Savarkar took him inside his room. They had a long discussion. The stage was set for a
great event in Dhingra's life.
The struggle for freedom was in full swing in India at that time. Processions by the
people, lathi-charge and firing by the Police - these were daily affairs. The British did
not want to let India out of there strangle hold. They used to take away raw materials
like mineral ores and cotton to England and use them; then they brought the finished goods
to India and made money. They paid their own people high salaries and sent them to India
to extract hard work from the Indians and to exploit the wealth of this country. If the
Indians woke up, if India became free, what a terrible loss to the English! So those who
voiced the demand for freedom became the enemies of the British Government. They were
beaten up mercilessly with the help of the Police and the army. Arrests and self-sacrifice
were daily happenings. Lokamanya Tilak, Lala Lajpatrai and such other leaders guided
Indias struggle for freedom.
On the other hand, there were young revolutionaries who fought with arms. Khudiram Bose
and Praphullachandra Chaki exploded the first bomb in Bengal.

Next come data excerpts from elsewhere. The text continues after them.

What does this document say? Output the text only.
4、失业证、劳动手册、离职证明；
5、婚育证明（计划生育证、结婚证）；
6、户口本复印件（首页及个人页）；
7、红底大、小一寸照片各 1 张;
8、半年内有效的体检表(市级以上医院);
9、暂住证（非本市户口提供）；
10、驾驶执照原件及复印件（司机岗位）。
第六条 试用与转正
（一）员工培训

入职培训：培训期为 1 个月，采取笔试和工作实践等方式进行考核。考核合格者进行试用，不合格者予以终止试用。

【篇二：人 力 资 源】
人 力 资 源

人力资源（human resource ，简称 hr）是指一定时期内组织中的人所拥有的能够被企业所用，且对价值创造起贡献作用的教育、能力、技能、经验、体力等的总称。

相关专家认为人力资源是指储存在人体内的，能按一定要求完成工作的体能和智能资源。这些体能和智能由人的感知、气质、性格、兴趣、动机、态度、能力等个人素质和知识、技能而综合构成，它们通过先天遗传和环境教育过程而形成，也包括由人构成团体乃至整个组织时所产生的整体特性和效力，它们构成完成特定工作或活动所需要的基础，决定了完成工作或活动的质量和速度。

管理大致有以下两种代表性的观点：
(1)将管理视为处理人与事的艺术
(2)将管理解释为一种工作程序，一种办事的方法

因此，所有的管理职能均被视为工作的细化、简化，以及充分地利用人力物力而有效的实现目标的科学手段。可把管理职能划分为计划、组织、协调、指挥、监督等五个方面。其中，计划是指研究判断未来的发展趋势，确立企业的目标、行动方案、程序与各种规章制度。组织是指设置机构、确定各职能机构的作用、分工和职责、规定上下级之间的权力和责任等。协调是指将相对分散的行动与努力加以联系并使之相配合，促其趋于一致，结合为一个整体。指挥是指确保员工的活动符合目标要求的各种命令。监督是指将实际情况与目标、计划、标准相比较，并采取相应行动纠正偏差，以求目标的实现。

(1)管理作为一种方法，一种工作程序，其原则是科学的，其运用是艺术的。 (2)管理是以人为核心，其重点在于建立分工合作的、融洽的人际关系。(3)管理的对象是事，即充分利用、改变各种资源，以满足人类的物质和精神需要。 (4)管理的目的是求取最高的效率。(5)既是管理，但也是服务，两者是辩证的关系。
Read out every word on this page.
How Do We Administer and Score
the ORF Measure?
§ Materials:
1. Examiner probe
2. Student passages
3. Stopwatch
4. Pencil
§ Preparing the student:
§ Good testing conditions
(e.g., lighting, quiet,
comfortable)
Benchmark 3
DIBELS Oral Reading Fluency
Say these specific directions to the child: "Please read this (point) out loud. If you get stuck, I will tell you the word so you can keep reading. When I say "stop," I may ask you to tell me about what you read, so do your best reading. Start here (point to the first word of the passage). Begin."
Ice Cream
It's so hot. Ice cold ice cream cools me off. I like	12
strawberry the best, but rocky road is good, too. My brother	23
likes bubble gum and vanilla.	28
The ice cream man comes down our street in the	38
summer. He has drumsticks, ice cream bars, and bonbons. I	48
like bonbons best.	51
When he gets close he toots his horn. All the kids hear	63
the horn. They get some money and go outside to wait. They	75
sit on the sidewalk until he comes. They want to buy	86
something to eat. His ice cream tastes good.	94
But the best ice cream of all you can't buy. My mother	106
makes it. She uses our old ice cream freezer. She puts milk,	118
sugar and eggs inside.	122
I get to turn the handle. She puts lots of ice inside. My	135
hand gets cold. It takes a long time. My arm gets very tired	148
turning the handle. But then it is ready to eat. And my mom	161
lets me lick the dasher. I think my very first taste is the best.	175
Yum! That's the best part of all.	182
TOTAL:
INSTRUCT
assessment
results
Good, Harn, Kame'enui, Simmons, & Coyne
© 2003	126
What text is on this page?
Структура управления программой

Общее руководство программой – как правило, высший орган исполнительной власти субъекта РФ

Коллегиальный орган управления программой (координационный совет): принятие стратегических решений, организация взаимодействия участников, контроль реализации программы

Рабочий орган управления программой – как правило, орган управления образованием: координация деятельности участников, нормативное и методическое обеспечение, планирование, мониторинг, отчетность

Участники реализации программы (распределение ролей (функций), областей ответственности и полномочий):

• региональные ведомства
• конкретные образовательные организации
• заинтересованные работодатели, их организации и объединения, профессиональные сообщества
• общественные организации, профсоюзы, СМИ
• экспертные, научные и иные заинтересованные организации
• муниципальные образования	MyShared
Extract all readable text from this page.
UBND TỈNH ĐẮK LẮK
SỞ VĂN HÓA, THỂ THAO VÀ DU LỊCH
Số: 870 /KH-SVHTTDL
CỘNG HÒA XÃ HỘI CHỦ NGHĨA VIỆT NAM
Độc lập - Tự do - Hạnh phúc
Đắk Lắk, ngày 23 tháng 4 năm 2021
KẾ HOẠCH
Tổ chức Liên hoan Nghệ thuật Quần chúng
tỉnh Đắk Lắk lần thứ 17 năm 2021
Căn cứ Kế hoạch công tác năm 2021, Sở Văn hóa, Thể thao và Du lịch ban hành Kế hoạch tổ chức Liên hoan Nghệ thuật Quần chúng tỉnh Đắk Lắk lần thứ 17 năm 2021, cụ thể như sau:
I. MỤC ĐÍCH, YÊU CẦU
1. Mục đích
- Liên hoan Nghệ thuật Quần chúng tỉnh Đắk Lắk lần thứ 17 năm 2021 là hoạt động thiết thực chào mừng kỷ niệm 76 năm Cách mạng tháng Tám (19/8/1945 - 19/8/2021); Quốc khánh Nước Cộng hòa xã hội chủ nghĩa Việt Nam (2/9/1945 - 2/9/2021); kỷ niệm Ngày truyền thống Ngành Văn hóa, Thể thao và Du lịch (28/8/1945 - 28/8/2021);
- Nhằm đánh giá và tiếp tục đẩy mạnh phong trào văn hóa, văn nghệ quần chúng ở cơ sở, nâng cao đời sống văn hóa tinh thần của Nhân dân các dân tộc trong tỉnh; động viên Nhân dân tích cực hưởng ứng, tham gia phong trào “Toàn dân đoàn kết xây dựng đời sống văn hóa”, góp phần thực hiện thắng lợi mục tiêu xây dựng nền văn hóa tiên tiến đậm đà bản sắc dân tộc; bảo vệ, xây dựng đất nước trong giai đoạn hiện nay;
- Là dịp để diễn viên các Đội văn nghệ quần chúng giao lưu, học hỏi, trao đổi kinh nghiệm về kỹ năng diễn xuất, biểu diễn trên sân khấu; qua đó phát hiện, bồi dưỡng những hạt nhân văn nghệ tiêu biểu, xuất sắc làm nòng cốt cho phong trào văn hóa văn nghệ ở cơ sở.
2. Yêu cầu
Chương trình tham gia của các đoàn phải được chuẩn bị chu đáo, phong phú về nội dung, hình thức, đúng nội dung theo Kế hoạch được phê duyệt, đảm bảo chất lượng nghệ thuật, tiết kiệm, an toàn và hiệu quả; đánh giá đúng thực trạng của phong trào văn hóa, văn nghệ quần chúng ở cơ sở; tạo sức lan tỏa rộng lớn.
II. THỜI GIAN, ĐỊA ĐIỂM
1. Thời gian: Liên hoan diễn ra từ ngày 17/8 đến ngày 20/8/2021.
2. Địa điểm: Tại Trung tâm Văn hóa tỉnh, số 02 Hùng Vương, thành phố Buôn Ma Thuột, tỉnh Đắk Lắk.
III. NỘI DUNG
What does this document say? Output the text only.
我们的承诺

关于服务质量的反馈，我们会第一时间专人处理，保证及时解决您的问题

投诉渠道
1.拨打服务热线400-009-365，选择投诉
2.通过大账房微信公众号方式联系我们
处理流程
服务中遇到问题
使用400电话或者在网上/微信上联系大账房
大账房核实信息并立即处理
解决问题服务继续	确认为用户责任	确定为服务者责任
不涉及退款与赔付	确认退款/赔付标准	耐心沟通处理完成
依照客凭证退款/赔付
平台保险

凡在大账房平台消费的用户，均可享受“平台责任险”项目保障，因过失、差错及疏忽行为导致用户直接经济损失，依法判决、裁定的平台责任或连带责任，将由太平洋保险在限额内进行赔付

Dhingra felt a strange urge within him whenever he heard such news. He hated the
British with all his heart. Something happened in the meantime as if to add fuel to the
Savarkar's elder brother, Ganesh Damodar Savarkar, affectionately called Babarao
Savarkar, was a revolutionary. The British Government had arrested and awarded him
transportation sentence. This meant being taken away by sea to the Island called the
Andamans and jailed there. The place was full of snakes, scorpions and wild animals. Those
who were a danger to the society, such as murderers and dacoits, were usually sent to the
Andamans and put in prison there. And it was to such jails that those who fought for
India's freedom were sent!
Dhingra was unable to control his anger when he heard of the arrest of Babarao Savarkar
and the transportation sentence. He was already determined to make the British taste a
Hindu youth's revenge. The Government's action served to feed the fire.
In order to put his plan into practice he bought a revolver and practiced shooting.